Then we will be able to rely on natural sunlight for our primary energy, which gives us a tremendous, and not common, advantage – we can grow crops here all year around. Insects, pests and weeds grow all year around too, though, and biotech can safely help us with those problems so we will become even more sustainable and competitive.

Using geothermal plus appropriate biotech solutions can give us a huge advantage over the rest of the world, and make life better for us here at home, but we don’t have much time. We have to let science and technology prevail so we can move forward, not stagnate nor fall behind, and we have to get on this now.

There is some unwarranted fear about using biotechnology, but know that all the major scientific organizations in the world say foods created with biotechnology are as safe as those created otherwise.

Oil is a finite resource, and its cost will rise. There is no question about this. It’s a predictable consequence of what’s happening now, and this is not just my take on it.

Gail Tverberg, who is an actuary and an expert on Peak Oil, says it’s not the physical oil that’s a problem, but it’s whether or not we can afford it – because, of course, the harder it is to find the oil, the more expensive it becomes. This is what’s happening right now. She predicts that in two years we’ll be in really serious trouble.

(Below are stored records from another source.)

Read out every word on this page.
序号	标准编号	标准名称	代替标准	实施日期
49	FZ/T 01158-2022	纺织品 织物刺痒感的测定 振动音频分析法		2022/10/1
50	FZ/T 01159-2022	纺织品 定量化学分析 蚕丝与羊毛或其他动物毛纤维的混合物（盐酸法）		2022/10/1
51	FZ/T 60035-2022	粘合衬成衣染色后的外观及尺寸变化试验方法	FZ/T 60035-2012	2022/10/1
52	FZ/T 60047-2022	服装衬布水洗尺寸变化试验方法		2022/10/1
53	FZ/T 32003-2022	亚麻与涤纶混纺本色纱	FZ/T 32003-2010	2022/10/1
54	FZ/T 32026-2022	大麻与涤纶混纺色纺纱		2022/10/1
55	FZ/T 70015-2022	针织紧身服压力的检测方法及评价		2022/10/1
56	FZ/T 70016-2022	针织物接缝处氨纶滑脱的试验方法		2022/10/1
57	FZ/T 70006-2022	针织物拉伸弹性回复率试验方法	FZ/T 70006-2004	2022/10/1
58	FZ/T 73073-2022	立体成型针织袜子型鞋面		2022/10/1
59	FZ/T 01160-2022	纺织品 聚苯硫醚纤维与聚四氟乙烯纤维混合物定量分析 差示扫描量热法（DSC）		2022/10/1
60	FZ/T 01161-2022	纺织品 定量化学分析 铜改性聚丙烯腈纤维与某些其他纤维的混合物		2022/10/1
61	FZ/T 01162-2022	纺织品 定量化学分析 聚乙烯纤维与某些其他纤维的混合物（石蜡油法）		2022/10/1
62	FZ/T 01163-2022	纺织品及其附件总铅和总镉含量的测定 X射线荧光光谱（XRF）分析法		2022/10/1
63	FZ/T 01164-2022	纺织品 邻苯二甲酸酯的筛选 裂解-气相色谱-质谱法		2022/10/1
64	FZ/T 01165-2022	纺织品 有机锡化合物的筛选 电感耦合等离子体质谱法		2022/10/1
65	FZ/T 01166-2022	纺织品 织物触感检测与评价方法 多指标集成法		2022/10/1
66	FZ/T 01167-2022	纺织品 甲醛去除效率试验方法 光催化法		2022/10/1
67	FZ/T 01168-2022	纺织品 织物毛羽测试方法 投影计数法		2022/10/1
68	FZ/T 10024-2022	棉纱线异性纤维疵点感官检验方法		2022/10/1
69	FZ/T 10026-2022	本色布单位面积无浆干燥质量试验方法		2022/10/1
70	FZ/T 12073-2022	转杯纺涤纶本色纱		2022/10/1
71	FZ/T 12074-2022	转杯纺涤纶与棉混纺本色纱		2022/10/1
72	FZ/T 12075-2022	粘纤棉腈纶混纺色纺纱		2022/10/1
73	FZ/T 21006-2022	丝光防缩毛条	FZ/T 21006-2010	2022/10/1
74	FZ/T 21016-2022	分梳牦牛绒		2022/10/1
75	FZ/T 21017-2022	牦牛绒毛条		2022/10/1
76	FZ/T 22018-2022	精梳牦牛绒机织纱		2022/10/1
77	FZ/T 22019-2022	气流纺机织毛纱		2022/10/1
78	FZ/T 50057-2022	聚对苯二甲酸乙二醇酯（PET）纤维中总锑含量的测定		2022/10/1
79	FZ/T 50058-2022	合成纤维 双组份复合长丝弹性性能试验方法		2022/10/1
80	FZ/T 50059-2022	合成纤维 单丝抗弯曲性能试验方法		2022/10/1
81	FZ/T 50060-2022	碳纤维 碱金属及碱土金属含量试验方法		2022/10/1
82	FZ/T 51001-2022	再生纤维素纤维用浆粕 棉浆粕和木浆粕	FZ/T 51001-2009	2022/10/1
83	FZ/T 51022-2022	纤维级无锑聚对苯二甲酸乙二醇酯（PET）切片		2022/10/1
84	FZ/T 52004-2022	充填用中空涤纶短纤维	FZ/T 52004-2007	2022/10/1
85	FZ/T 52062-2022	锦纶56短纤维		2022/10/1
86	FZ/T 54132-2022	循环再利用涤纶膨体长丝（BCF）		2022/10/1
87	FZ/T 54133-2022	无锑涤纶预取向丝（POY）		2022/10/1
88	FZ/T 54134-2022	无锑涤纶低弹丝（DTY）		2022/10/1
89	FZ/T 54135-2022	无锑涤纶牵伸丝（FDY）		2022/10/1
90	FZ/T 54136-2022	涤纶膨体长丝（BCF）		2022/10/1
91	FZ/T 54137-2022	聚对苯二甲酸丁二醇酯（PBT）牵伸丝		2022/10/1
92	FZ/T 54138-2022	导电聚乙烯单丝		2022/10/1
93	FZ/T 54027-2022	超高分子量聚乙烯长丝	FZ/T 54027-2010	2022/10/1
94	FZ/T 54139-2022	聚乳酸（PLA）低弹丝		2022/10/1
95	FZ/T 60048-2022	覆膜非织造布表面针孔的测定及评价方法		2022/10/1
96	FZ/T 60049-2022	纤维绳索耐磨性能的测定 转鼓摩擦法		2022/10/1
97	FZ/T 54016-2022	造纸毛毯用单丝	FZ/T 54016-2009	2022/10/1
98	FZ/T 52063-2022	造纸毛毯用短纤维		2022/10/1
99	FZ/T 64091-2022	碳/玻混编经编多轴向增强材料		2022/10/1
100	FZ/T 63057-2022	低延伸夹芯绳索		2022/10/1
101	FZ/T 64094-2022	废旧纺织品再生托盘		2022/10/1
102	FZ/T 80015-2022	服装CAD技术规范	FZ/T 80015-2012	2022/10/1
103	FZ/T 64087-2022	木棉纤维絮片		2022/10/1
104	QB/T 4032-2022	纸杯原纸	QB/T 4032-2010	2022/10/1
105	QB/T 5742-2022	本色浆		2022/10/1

Citibank recently put out a report predicting that Saudi Arabia will no longer export oil by year 2030 – only 17 years from now – because they will be using all their oil within their own country. The consequence of this would be rising oil prices, and the effects would be felt much sooner than 2030.

Many, many other reports agree that the price of oil will continue to rise. The whole prospect is pretty scary.

Michael Kumhof of the International Monetary Fund (IMF) says the IMF can’t even model what will happen if oil hits $200/barrel, because that would be entirely uncharted territory.

I have been to five Peak Oil conferences now, which I started attending in order to figure out how to position our farm for the future. In the course of learning about the oil situation, I realized I was the only person from Hawai‘i attending, and realized I needed to share what I was learning here at home.

What I learned is that the world has been using two to three times as much oil as we’ve been finding, and that this trend continues. Over the five years I attended the conferences, we started to hear predictions of when unparalleled high oil prices, the kind the IMF cannot even model, could occur.

It might be two years from now, or it might be 20 years, but it will happen, and it might happen soon. We need to start preparing now.

Charles Darwin said it’s not the strongest nor the smartest who survive, but the ones that can adapt to change. Let’s survive, and more.

Shale Gas & Shale Oil, Only a Short-Term Bubble

Richard Ha writes:

From ShaleBubble.org:

THEY TELL US

WE’RE ON THE CUSP OF AN OIL & GAS REVOLUTION.

But what if it’s all just a short-term bubble?


The Reality is that the so-called shale revolution is nothing more than a bubble, driven by record levels of drilling, speculative lease & flip practices on the part of shale energy companies, fee-driven promotion by the same investment banks that fomented the housing bubble, and by unsustainably low natural gas prices. Geological and economic constraints – not to mention the very serious environmental and health impacts of drilling – mean that shale gas and shale oil (tight oil) are far from the solution to our energy woes.

This makes total sense to me.

In 2009, at the Association for the Study of Peak Oil and Gas (ASPO) conference in Denver, I attended a panel discussion on natural gas production.

Arthur Berman, a petroleum geologist and energy consultant, talked about analyzing 4,000 Barnett Shale wells. He found that an average well produces 70 percent of its production in the first year. This made sense to me: It’s a gas.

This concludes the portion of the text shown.